The assault on the US Capitol: echoes of the 1920s
The assault on the United States Capitol by organized groups of far-right protesters on Wednesday 6/1 to prevent the Parliamentary proclamation of Joe Biden as elected President sealed, as a "final act", the end of the scandalous presidency of Donald Trump. However, what happened in Washington D.C., a raw remake of the March on Rome by Mussolini's Black Shirts almost a century ago (1922), brings upon the phrase with which Winston Churchill referred to the second battle of Alamein during the World War II: "Now this is not the end. It is not even the beginning of the end. But it is, perhaps, the end of the beginning".
An episode through which was possible to see clearly the "serpent's egg" that has been hatching in recent years. In short: the figure of Trump is the consequence and not the cause of something that nests in the “deep America” and represents, as many analysts have pointed out, a real challenge for democracy, not only for the United States. The racist, xenophobic, armed American paramilitary factor is a latent and underlying magma that, activated by demagogic leaders, configures itself as a 21st century neo-fascism similar to that which appears in other countries.
Let’s take a look at that story.
A hundred years ago, the end of the World War I brought air to an exhausted world. But, eventually, it ended up being just a parenthesis within which in each society of each country, in Europe and further beyond the old continent, the liberal democracies began to be threatened by the left and right extremes, between parties that saw the triumphant Russian revolution nearby and the fascisms that began to grow on the shreds of conservative parties and traditional forces devastating the parliamentary institutions on their way. Marshal Foch, commander of the Allied armies, anticipated this when referring to the Treaty of Versailles in 1919: “This is not a peace. It is a twenty-year armistice". And that is exactly how long that “twenty-year peace” lasted, in which European countries experienced the collapse of their democracies and the rise of militarism that would give birth to the Second World War and the Holocaust.
Europe was also emerging at that time from a pandemic that decimated its population, while Soviet Russia faced a fierce famine and the United States experienced the so-called roaring twenties, a period of economic prosperity that would end with the crash of 1929 and the Great Depression.
When speaking of the "serpent’s egg", an expression coined by Ingmar Bergman for his film about Berlin in the 1920s, we refer precisely to that interregnum into which Europe entered a century ago, then dragging along the entire world. Some misinterpreted the phenomenon and understood it or wanted to see it as temporary and circumstantial. Others, while believing to be fighting against it, gave it such centrality that ended up helping to increase its flares. There were also those who supposed would be able to take advantage of the marasmus, political and economic speculators, fishermen of troubled waters, who ultimately ended up being victims of the monster they helped create. We must remember this period of history, over and over again, while we observe the ease with which lacerating inequalities, expressions of fanaticism, hate speech and an abuse of trust that societies place in their leaders are naturalized, as if all this was not to have catastrophic consequences sooner or later. We must remember it also when, on the other extreme, danger is trivialized by constantly bringing up ghosts from the past and announcing the impending catastrophe.

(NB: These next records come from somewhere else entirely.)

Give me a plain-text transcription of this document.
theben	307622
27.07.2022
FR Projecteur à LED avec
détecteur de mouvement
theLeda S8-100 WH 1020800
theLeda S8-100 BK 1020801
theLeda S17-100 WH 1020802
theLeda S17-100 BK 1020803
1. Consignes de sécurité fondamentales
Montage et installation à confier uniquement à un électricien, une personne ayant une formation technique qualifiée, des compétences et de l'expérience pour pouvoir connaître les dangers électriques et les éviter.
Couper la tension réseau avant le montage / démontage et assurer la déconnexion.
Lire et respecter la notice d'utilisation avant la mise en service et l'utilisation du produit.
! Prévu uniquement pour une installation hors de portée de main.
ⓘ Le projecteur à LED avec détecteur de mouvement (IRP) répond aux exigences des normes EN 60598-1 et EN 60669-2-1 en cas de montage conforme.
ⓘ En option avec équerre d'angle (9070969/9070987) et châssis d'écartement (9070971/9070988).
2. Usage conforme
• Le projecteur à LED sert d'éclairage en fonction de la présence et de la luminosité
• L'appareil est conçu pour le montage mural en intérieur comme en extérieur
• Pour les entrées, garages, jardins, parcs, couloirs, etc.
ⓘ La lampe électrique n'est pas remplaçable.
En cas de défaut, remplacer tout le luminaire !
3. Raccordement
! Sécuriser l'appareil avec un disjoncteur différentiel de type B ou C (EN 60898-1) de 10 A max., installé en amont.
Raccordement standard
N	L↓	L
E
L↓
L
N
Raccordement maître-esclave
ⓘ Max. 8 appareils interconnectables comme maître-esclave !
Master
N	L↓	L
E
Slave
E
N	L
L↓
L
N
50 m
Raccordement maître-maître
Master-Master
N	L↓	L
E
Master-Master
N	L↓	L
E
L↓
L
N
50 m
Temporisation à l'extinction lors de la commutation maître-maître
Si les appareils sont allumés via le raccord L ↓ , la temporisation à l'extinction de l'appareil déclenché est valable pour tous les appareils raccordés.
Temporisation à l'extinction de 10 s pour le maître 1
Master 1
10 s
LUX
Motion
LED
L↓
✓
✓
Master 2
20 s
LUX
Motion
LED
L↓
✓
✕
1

What happened in Washington on 6J showed that it was not an exaggeration when we were warned about the real danger that Trump represented for American democracy, particularly when the electoral results were ignored and people were incited to insurrection and violence. The "fascism of the XXI century" showed its face that day, at the door of Congress and in the violent incursion of groups of protesters to the building, ending with five dead and several wounded.

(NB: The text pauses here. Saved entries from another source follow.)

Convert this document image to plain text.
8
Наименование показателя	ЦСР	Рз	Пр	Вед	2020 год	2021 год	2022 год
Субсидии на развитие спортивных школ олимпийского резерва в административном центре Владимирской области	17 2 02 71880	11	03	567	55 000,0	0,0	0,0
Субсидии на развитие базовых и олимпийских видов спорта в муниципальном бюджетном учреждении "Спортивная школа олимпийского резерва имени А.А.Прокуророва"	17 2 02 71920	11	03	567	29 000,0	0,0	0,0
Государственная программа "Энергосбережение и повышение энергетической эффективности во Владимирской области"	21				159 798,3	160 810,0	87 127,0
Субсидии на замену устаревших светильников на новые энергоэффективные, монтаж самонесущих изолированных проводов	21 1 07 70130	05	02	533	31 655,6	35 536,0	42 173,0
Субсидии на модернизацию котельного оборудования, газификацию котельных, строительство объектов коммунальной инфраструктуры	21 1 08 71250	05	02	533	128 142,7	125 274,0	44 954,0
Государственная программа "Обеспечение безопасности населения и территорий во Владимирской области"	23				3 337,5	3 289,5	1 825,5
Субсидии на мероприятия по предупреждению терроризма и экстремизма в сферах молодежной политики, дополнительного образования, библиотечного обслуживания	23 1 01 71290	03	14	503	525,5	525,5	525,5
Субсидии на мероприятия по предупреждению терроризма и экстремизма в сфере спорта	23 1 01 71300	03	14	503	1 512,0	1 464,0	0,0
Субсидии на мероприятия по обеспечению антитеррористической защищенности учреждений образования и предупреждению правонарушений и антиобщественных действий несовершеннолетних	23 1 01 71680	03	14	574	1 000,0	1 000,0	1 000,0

“Will all those people return to their homes, or will they continue on stage in some way or another, weakening the American democratic process, and therefore affecting the lives and future of millions of Latin Americans who are connected to the United States, be it through previous or current emigration, or because of their economic future, or because of democratic hope?”, the journalist Jon Lee Anderson wondered these days[i].

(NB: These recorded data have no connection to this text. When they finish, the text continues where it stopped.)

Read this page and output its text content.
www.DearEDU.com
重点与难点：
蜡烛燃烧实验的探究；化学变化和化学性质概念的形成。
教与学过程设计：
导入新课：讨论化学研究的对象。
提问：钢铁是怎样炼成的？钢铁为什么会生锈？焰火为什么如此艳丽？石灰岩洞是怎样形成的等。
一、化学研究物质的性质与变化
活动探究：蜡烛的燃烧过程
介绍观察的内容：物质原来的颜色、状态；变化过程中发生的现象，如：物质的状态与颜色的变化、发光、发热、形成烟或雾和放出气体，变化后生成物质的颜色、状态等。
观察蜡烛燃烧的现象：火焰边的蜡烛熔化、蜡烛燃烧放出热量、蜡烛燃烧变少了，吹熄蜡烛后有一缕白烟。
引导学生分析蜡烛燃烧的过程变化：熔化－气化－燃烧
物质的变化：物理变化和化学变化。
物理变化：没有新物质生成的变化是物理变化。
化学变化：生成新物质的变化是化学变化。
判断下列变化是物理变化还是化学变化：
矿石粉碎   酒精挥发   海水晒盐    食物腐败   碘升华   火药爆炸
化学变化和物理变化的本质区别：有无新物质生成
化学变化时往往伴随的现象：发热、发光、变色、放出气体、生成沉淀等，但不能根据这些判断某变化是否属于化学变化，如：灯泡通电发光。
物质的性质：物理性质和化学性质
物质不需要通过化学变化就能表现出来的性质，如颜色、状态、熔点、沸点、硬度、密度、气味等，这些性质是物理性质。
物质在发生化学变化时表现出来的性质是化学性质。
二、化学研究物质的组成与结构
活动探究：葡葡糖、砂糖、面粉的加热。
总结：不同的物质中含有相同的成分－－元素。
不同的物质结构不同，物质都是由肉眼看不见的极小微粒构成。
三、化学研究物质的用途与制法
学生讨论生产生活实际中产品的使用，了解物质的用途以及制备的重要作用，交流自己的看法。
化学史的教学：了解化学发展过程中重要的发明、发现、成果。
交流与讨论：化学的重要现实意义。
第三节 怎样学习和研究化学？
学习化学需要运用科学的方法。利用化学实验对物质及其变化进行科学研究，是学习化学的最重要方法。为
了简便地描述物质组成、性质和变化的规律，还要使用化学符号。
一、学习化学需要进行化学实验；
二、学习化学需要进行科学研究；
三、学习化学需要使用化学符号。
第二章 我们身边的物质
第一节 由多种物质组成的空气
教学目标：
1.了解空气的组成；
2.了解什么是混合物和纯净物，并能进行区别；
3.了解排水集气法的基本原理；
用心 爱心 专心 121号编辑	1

The danger was averted, and perhaps it allowed the Republican Party to break with the extremist and anti-democratic drift to which the Trump leadership dragged it into and restore itself as an expression of the conservative tradition. Nevertheless, it can also be another episode of an ongoing process, in which the monster that is still there, lurking, barely showed its head. It will depend on various other factors and responses whether this disruptive alteration of history will be remembered as a mere anecdote or will be part of an even deeper degradation of liberal democracy, with further developments. This option sets a higher bar on the challenges that the Biden-Harris Presidency will face. For the United States as well as for its international projection and influence in the world.
Fabián Bosoer is a political scientist and journalist. Master in International Relations, professor and researcher at UNTREF/IDEIA, editor in chief of the Opinion section of Clarín. Author, among other books, of Generals and Ambassadors (Ediciones B, 2005), Malvinas, final chapter (Capital Intelectual, 2007), Braden or Perón, the hidden history (El Ateneo, 2012).